Originally published at: https://tidbits.com/2018/09/17/apples-airpower-wireless-charger-what-happened/

The AirPower wireless charging pad that Apple announced last year seems to have proved significantly more difficult to engineer than Apple had anticipated. If and when it ships, it may be quite different from what Apple previously described.

Seems like the easiest path would have been to buy a company that is already making the chargers and rename them “AirPower” (at least as a stop gap).

Yep, but presumably Apple felt that their engineering team was up to the challenge. I suspect that most, if not all, of the Qi chargers can’t charge multiple devices, or can’t charge them at the speeds Apple wants.

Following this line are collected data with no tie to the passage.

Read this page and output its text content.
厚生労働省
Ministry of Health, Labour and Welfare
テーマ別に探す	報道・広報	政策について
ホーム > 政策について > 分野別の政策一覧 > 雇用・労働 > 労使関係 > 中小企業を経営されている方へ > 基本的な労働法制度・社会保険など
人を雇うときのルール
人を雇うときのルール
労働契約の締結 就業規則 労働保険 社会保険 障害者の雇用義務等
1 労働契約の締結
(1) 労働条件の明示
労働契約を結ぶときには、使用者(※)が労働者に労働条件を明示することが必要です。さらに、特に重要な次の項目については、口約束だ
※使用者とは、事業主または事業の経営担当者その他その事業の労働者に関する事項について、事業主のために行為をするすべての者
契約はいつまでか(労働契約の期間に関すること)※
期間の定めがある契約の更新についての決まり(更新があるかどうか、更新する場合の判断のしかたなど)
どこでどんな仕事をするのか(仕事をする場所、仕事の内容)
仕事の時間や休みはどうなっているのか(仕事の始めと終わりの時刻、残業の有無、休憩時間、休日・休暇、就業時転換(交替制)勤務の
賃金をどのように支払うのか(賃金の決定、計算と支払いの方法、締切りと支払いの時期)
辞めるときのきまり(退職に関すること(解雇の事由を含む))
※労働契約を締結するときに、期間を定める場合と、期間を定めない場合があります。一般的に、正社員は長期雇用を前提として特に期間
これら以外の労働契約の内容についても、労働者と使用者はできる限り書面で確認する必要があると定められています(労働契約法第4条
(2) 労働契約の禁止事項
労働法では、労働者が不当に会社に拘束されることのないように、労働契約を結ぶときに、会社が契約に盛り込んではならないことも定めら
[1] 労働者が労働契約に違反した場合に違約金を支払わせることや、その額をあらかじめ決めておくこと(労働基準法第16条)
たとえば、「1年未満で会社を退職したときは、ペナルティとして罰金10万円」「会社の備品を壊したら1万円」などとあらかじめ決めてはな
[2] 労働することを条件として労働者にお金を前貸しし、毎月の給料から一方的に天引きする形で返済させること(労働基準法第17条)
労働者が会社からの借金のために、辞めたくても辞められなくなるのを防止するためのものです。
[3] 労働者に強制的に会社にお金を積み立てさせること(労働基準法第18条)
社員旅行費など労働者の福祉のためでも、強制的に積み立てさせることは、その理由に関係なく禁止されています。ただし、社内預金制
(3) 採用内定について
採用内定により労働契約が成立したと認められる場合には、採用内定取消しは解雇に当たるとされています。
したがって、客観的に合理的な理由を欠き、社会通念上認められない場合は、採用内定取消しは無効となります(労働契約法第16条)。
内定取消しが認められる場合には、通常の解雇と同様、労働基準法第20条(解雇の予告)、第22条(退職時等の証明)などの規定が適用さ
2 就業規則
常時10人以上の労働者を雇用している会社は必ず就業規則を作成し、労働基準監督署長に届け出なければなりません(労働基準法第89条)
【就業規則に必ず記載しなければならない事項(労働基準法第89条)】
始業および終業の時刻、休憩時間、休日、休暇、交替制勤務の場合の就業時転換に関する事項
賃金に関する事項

The proposal of one iDevice charging another iDevice wirelessly is also intriguing; put your iPad on the charger, put your iPhone on top of the iPad, and your Watch on top of the iPhone.

You can charge the Apple Pencil from an iPad already, but there probably isn’t enough power in any one device to use it as a source for many others.

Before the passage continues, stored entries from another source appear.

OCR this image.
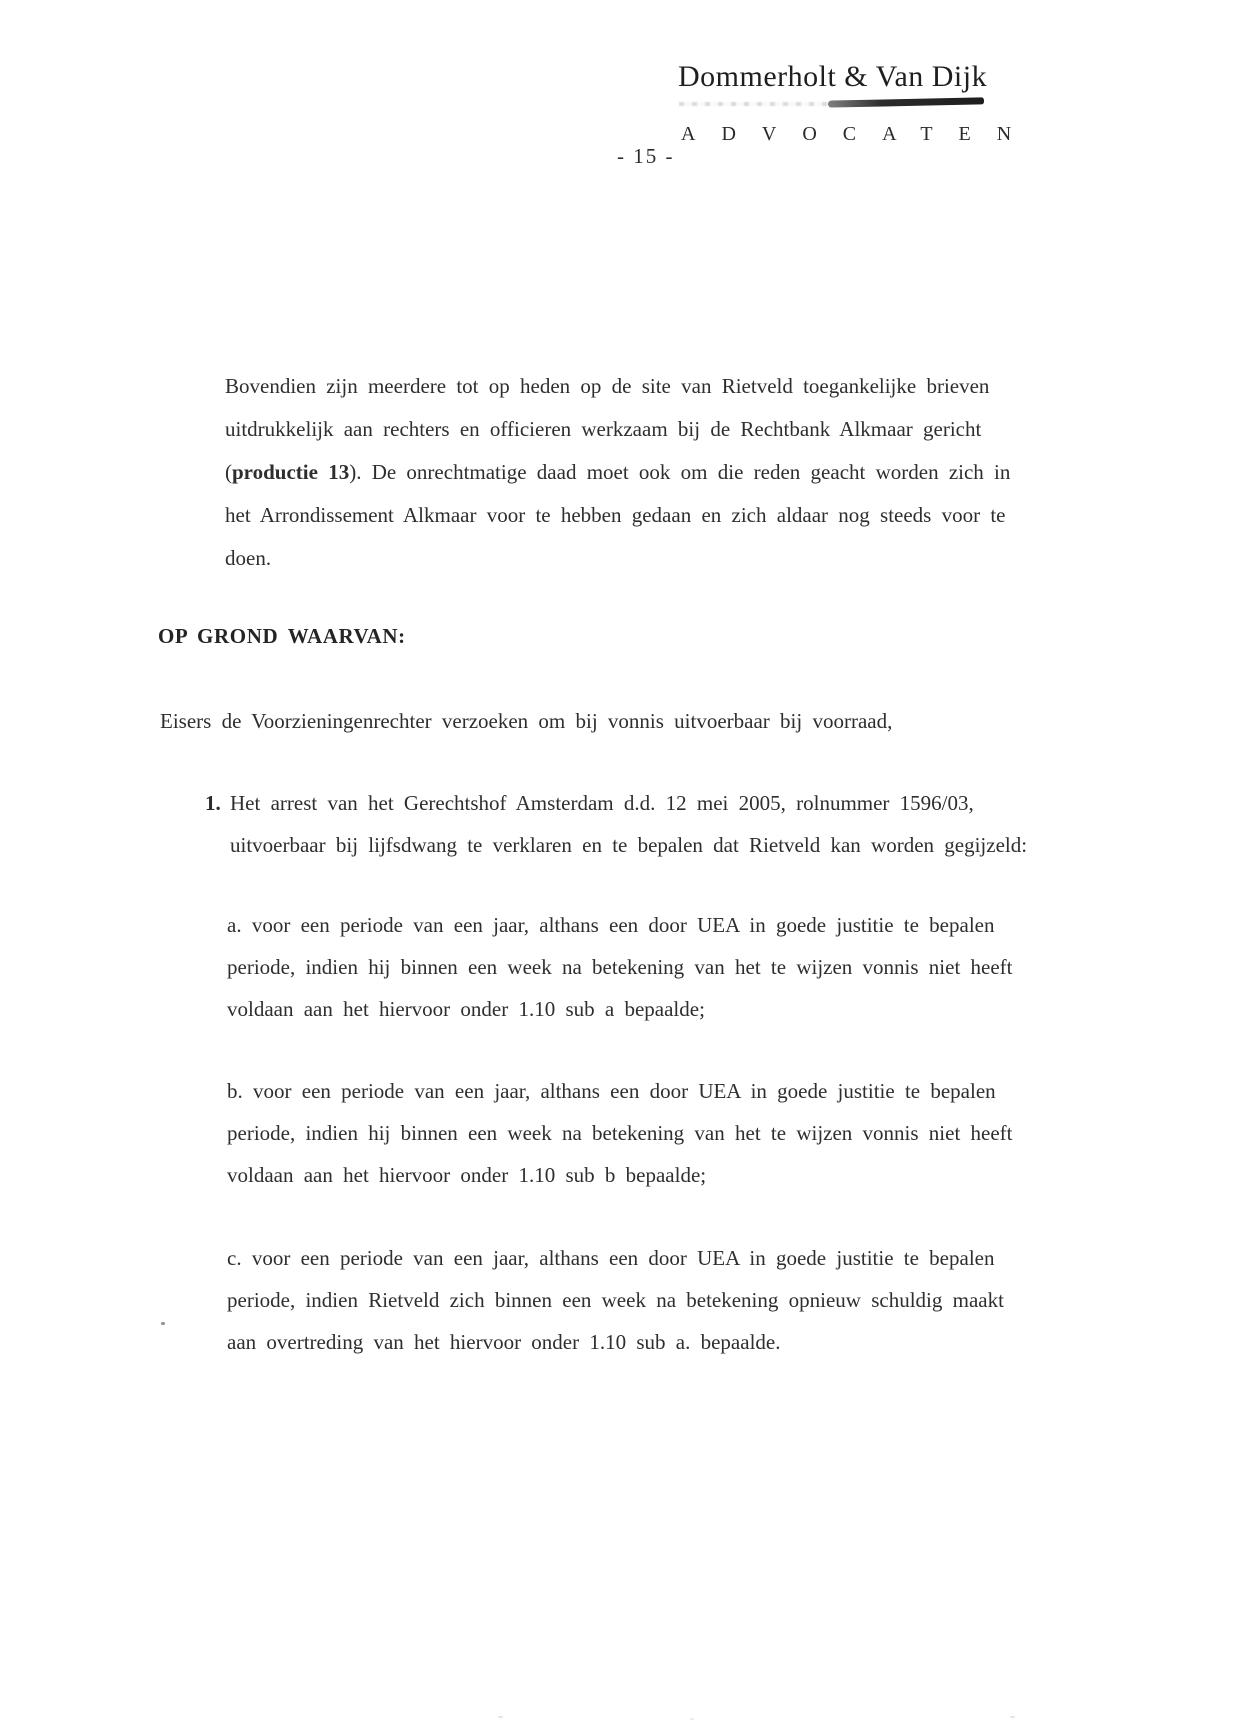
Dommerholt & Van Dijk
ADVOCATEN
- 15 -
Bovendien zijn meerdere tot op heden op de site van Rietveld toegankelijke brieven
uitdrukkelijk aan rechters en officieren werkzaam bij de Rechtbank Alkmaar gericht
(productie 13). De onrechtmatige daad moet ook om die reden geacht worden zich in
het Arrondissement Alkmaar voor te hebben gedaan en zich aldaar nog steeds voor te
doen.
OP GROND WAARVAN:
Eisers de Voorzieningenrechter verzoeken om bij vonnis uitvoerbaar bij voorraad,
1. Het arrest van het Gerechtshof Amsterdam d.d. 12 mei 2005, rolnummer 1596/03,
uitvoerbaar bij lijfsdwang te verklaren en te bepalen dat Rietveld kan worden gegijzeld:
a. voor een periode van een jaar, althans een door UEA in goede justitie te bepalen
periode, indien hij binnen een week na betekening van het te wijzen vonnis niet heeft
voldaan aan het hiervoor onder 1.10 sub a bepaalde;
b. voor een periode van een jaar, althans een door UEA in goede justitie te bepalen
periode, indien hij binnen een week na betekening van het te wijzen vonnis niet heeft
voldaan aan het hiervoor onder 1.10 sub b bepaalde;
c. voor een periode van een jaar, althans een door UEA in goede justitie te bepalen
periode, indien Rietveld zich binnen een week na betekening opnieuw schuldig maakt
aan overtreding van het hiervoor onder 1.10 sub a. bepaalde.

Apparently the proposal is an expansion of either AirPower or possible wireless charging in general. Charging would be two-way capable, so in an emergency you can use an Watch to give a quick jolt to your iPhone (I really don’t see this actually happening) or your iPhone to your iPad. The idea seems to be a wireless daisy-chain: charger charges iPad, once a certain level of charge is reached the iPad could begin charging another iDevice. Again, once a certain level of charge is reached in iDevice 2, then IT could start passing power on to a 3rd iDevice. But, right now it is just a proposal.

It isn’t just charging multiple devices at the same time but allowing you to put your device anywhere on the pad, as opposed to a specific point. I’m no engineer but I’ve read about the challenges of this approach, much more difficult than the chargers that are out there.

As nice as it might sound, I wonder if the cost will be worth it to almost anyone.

Apple needs to stop preannouncing products that are this far from production.